4.4 Moltiplicazione delle strategie, cristallizzazione

Lo slot lasciato aperto nel modello fontanilliano è interessante: come reagisce questa dimensione strategica, ancora non concettualizzata, con le considerazioni fin qui fatte, soprattutto in merito alle tattiche di De Certeau? Innanzitutto va notato il terreno sdrucciolevole in cui il concetto dinamico di strategia va a collocarsi.
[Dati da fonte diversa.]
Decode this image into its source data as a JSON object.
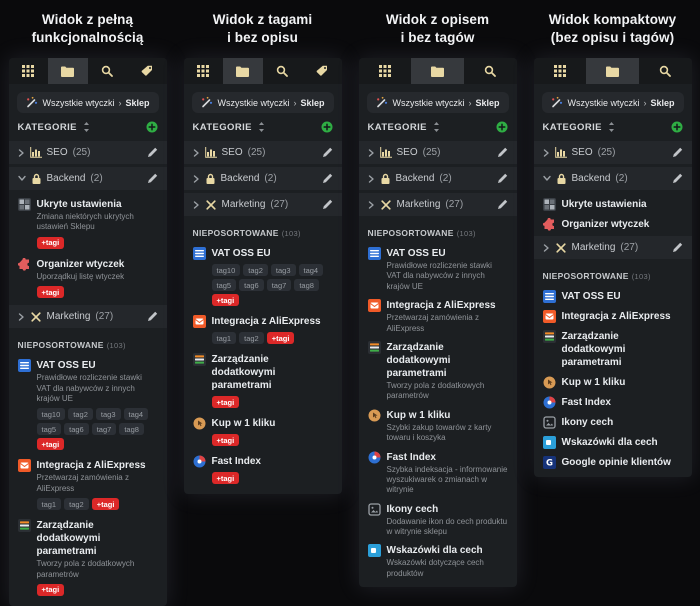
{
  "colors": {
    "icon_accent": "#e8d8a4",
    "add_green": "#2fae44",
    "more_tag_red": "#dc2828",
    "panel_bg": "#1c1f22",
    "category_card_bg": "#24272b"
  },
  "columns": [
    {
      "title_line1": "Widok z pełną",
      "title_line2": "funkcjonalnością",
      "toolbar": {
        "tabs": [
          {
            "icon": "grid-icon",
            "active": false
          },
          {
            "icon": "folder-icon",
            "active": true
          },
          {
            "icon": "search-icon",
            "active": false
          },
          {
            "icon": "tag-icon",
            "active": false
          }
        ]
      },
      "breadcrumb": {
        "icon": "wand-icon",
        "path": "Wszystkie wtyczki",
        "separator": "›",
        "current": "Sklep"
      },
      "section": {
        "label": "KATEGORIE"
      },
      "categories": [
        {
          "icon": "chart-icon",
          "name": "SEO",
          "count": "(25)",
          "expanded": false,
          "children": []
        },
        {
          "icon": "lock-icon",
          "name": "Backend",
          "count": "(2)",
          "expanded": true,
          "children": [
            {
              "icon": "hidden-settings-icon",
              "title": "Ukryte ustawienia",
              "desc": "Zmiana niektórych ukrytych ustawień Sklepu",
              "more_tag": "+tagi"
            },
            {
              "icon": "puzzle-icon",
              "title": "Organizer wtyczek",
              "desc": "Uporządkuj listę wtyczek",
              "more_tag": "+tagi"
            }
          ]
        },
        {
          "icon": "tools-icon",
          "name": "Marketing",
          "count": "(27)",
          "expanded": false,
          "children": []
        }
      ],
      "unsorted": {
        "label": "NIEPOSORTOWANE",
        "count": "(103)",
        "items": [
          {
            "icon": "eu-icon",
            "title": "VAT OSS EU",
            "desc": "Prawidłowe rozliczenie stawki VAT dla nabywców z innych krajów UE",
            "tags": [
              "tag10",
              "tag2",
              "tag3",
              "tag4",
              "tag5",
              "tag6",
              "tag7",
              "tag8"
            ],
            "more_tag": "+tagi"
          },
          {
            "icon": "aliexpress-icon",
            "title": "Integracja z AliExpress",
            "desc": "Przetwarzaj zamówienia z AliExpress",
            "tags": [
              "tag1",
              "tag2"
            ],
            "more_tag": "+tagi"
          },
          {
            "icon": "params-icon",
            "title": "Zarządzanie dodatkowymi parametrami",
            "desc": "Tworzy pola z dodatkowych parametrów",
            "more_tag": "+tagi"
          }
        ]
      }
    },
    {
      "title_line1": "Widok z tagami",
      "title_line2": "i bez opisu",
      "toolbar": {
        "tabs": [
          {
            "icon": "grid-icon",
            "active": false
          },
          {
            "icon": "folder-icon",
            "active": true
          },
          {
            "icon": "search-icon",
            "active": false
          },
          {
            "icon": "tag-icon",
            "active": false
          }
        ]
      },
      "breadcrumb": {
        "icon": "wand-icon",
        "path": "Wszystkie wtyczki",
        "separator": "›",
        "current": "Sklep"
      },
      "section": {
        "label": "KATEGORIE"
      },
      "categories": [
        {
          "icon": "chart-icon",
          "name": "SEO",
          "count": "(25)",
          "expanded": false,
          "children": []
        },
        {
          "icon": "lock-icon",
          "name": "Backend",
          "count": "(2)",
          "expanded": false,
          "children": []
        },
        {
          "icon": "tools-icon",
          "name": "Marketing",
          "count": "(27)",
          "expanded": false,
          "children": []
        }
      ],
      "unsorted": {
        "label": "NIEPOSORTOWANE",
        "count": "(103)",
        "items": [
          {
            "icon": "eu-icon",
            "title": "VAT OSS EU",
            "tags": [
              "tag10",
              "tag2",
              "tag3",
              "tag4",
              "tag5",
              "tag6",
              "tag7",
              "tag8"
            ],
            "more_tag": "+tagi"
          },
          {
            "icon": "aliexpress-icon",
            "title": "Integracja z AliExpress",
            "tags": [
              "tag1",
              "tag2"
            ],
            "more_tag": "+tagi"
          },
          {
            "icon": "params-icon",
            "title": "Zarządzanie dodatkowymi parametrami",
            "more_tag": "+tagi"
          },
          {
            "icon": "one-click-icon",
            "title": "Kup w 1 kliku",
            "more_tag": "+tagi"
          },
          {
            "icon": "fast-index-icon",
            "title": "Fast Index",
            "more_tag": "+tagi"
          }
        ]
      }
    },
    {
      "title_line1": "Widok z opisem",
      "title_line2": "i bez tagów",
      "toolbar": {
        "tabs": [
          {
            "icon": "grid-icon",
            "active": false
          },
          {
            "icon": "folder-icon",
            "active": true
          },
          {
            "icon": "search-icon",
            "active": false
          }
        ]
      },
      "breadcrumb": {
        "icon": "wand-icon",
        "path": "Wszystkie wtyczki",
        "separator": "›",
        "current": "Sklep"
      },
      "section": {
        "label": "KATEGORIE"
      },
      "categories": [
        {
          "icon": "chart-icon",
          "name": "SEO",
          "count": "(25)",
          "expanded": false,
          "children": []
        },
        {
          "icon": "lock-icon",
          "name": "Backend",
          "count": "(2)",
          "expanded": false,
          "children": []
        },
        {
          "icon": "tools-icon",
          "name": "Marketing",
          "count": "(27)",
          "expanded": false,
          "children": []
        }
      ],
      "unsorted": {
        "label": "NIEPOSORTOWANE",
        "count": "(103)",
        "items": [
          {
            "icon": "eu-icon",
            "title": "VAT OSS EU",
            "desc": "Prawidłowe rozliczenie stawki VAT dla nabywców z innych krajów UE"
          },
          {
            "icon": "aliexpress-icon",
            "title": "Integracja z AliExpress",
            "desc": "Przetwarzaj zamówienia z AliExpress"
          },
          {
            "icon": "params-icon",
            "title": "Zarządzanie dodatkowymi parametrami",
            "desc": "Tworzy pola z dodatkowych parametrów"
          },
          {
            "icon": "one-click-icon",
            "title": "Kup w 1 kliku",
            "desc": "Szybki zakup towarów z karty towaru i koszyka"
          },
          {
            "icon": "fast-index-icon",
            "title": "Fast Index",
            "desc": "Szybka indeksacja - informowanie wyszukiwarek o zmianach w witrynie"
          },
          {
            "icon": "feature-icons-icon",
            "title": "Ikony cech",
            "desc": "Dodawanie ikon do cech produktu w witrynie sklepu"
          },
          {
            "icon": "hints-icon",
            "title": "Wskazówki dla cech",
            "desc": "Wskazówki dotyczące cech produktów"
          }
        ]
      }
    },
    {
      "title_line1": "Widok kompaktowy",
      "title_line2": "(bez opisu i tagów)",
      "toolbar": {
        "tabs": [
          {
            "icon": "grid-icon",
            "active": false
          },
          {
            "icon": "folder-icon",
            "active": true
          },
          {
            "icon": "search-icon",
            "active": false
          }
        ]
      },
      "breadcrumb": {
        "icon": "wand-icon",
        "path": "Wszystkie wtyczki",
        "separator": "›",
        "current": "Sklep"
      },
      "section": {
        "label": "KATEGORIE"
      },
      "categories": [
        {
          "icon": "chart-icon",
          "name": "SEO",
          "count": "(25)",
          "expanded": false,
          "children": []
        },
        {
          "icon": "lock-icon",
          "name": "Backend",
          "count": "(2)",
          "expanded": true,
          "children": [
            {
              "icon": "hidden-settings-icon",
              "title": "Ukryte ustawienia"
            },
            {
              "icon": "puzzle-icon",
              "title": "Organizer wtyczek"
            }
          ]
        },
        {
          "icon": "tools-icon",
          "name": "Marketing",
          "count": "(27)",
          "expanded": false,
          "children": []
        }
      ],
      "unsorted": {
        "label": "NIEPOSORTOWANE",
        "count": "(103)",
        "items": [
          {
            "icon": "eu-icon",
            "title": "VAT OSS EU"
          },
          {
            "icon": "aliexpress-icon",
            "title": "Integracja z AliExpress"
          },
          {
            "icon": "params-icon",
            "title": "Zarządzanie dodatkowymi parametrami"
          },
          {
            "icon": "one-click-icon",
            "title": "Kup w 1 kliku"
          },
          {
            "icon": "fast-index-icon",
            "title": "Fast Index"
          },
          {
            "icon": "feature-icons-icon",
            "title": "Ikony cech"
          },
          {
            "icon": "hints-icon",
            "title": "Wskazówki dla cech"
          },
          {
            "icon": "google-reviews-icon",
            "title": "Google opinie klientów"
          }
        ]
      }
    }
  ]
}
Le situazioni semiotiche di Fontanille convertono l’esperienza pratica in uno «scenario attanzializzato dove i ruoli enunciazionali sono giocati da testi, elementi ambientali, ecc..[…] I principi metodologici del testualismo vengono proiettati sugli scenari sociosemiotici e il principio di immanenza può essere salvaguardato». Ma, come commenta Pierluigi Basso (2006, p.223), «con la situazione-strategia […] cambia completamente il punto di vista teorico, la configurazione di uno scenario figurativo diviene congiunturalmente, per via di un’assunzione, il problema da gestire da parte di un soggetto che deve adattarsi, coordinarsi rispetto alla concomitanza/successione di scene e pratiche». Ma tale cambiamento di prospettiva viene «deproblematizzato teoricamente dalla cristallizzazione delle scene-strategia: essa è prevedibile e lavorabile pragmaticamente secondo prassi o procedure». L’adattamento postulato da queste situazioni-strategia va sviluppato e portato fino alle sue conseguenze. La pratica dell’improvvisazione pone il destro per alcune linee di ricerca legate ad un pensiero tattico più che ad un pensiero strategico.